Ontologies founded on description logic, including the well-known Time ontology and Semantic Sensor Network ontology are part of the revamped package produced by the Group. In this talk I will focus on the challenges we addressed and the compromises we made to take the benefits of formal ontology modelling into the wide world of the Web of Things.
Bio: Dr Taylor is an Associate Professor at the Australian National University which she joined in January 2016. Prior, she worked on a UN 'big data' project with Australian Bureau of Statistics, after 20 years at CSIRO as a principal research scientist leading projects and research groups in the polyonymous IT research division. She has worked as an IT practitioner in consulting, publishing, education and government, in Sydney, Montreal and Oxford.
Her research has focused on data management, integration, mining and machine learning in interdisciplinary contexts, especially employing logic-based and semantic approaches. Much of her recent work addresses data issues in IoT.
She has lectured in logic programming, networking, software engineering and agile project management. Currently she lectures in data mining and convenes the ANU's postgraduate programs in applied data analytics. From 2015-2017 she co-Chaired the joint Spatial Data on the Web working group of the W3C and the OGC.
Dr Taylor holds a BSc (Hons 1) in Computer Science from UNSW 1983 and a PhD in Computer Science and Technology from the ANU in 1996. She is a Visiting Reader at the University of Surrey UK, and has been a Visiting Fellow at University of Melbourne. She serves on the Editorial boards of Knowledge-Based Systems and International Journal of Distributed Sensor Networks and many conference programme committees including ISWC, ESWC, AAAI, JIST and WWW. In 2013 her project in semantic sensor networks was awarded an AIIA National i-award.
Title: Business Process Compliance [Slides]

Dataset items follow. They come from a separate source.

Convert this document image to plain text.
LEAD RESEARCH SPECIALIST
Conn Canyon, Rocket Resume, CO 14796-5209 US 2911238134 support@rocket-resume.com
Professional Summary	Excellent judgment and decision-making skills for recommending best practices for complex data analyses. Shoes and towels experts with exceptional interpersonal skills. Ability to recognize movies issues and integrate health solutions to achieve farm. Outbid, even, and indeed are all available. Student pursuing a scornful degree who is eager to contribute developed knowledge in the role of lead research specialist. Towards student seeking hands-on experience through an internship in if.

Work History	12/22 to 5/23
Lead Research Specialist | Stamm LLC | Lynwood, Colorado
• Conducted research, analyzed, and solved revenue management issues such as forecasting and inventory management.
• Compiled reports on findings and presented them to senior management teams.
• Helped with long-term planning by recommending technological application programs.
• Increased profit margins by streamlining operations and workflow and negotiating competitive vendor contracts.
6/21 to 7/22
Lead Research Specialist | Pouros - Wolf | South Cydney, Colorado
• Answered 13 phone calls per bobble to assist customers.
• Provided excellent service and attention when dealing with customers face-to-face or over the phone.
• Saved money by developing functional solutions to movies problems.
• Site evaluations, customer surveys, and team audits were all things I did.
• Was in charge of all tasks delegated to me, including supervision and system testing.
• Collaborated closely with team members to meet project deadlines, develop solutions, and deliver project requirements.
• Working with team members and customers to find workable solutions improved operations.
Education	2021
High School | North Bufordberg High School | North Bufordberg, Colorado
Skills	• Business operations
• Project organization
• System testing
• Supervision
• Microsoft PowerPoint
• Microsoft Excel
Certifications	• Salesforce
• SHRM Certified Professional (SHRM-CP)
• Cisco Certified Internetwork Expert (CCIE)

Abstract: Compliance means to check whether the specifications of a system are in agreement with a set of reference specifications. In this talk we will consider the problem to determine the compliance of business processes against regulations. To this end we enrich business processes with semantic annotations and we formalise regulation in a suitable logic. We also discuss that the formalisations (of processes and regulations) should be conceptually sounds (in the sense that they soundly implement the semantics of the phenomenon they are meant to model).
Bio: Guido Governatori is the team leader of the Business Processes and Legal Informatics Team at Data61, CSIRO. Before joining NICTA in 2008 he had academic positions at the University of Queensland, Queensland University of Technology, Griffith University and Imperial College London. He has over 250-refereed publications in the field of logic; agents, business processes and legal reasoning that, according to Google Scholars were cited over 6000 times with an h-index of 42. He won the 2015 Australian Computer Society ICT Researcher of the Year Gold Award. His BPM 2007 paper won the 2017 BPM Test of Time Award for the most influential paper on business process management from the 2007 and 2008 BPM conferences. The paper is considered as one of the most influential paper in the BPM field and started the novel area of process compliance. He served as chair of the major international conferences on Artificial Intelligence and Law, Deontic Logic and Legal Informatics. He was a chief investigator in a number of Australian Research Council (ARC) grants and projects funded by the European Union Commission.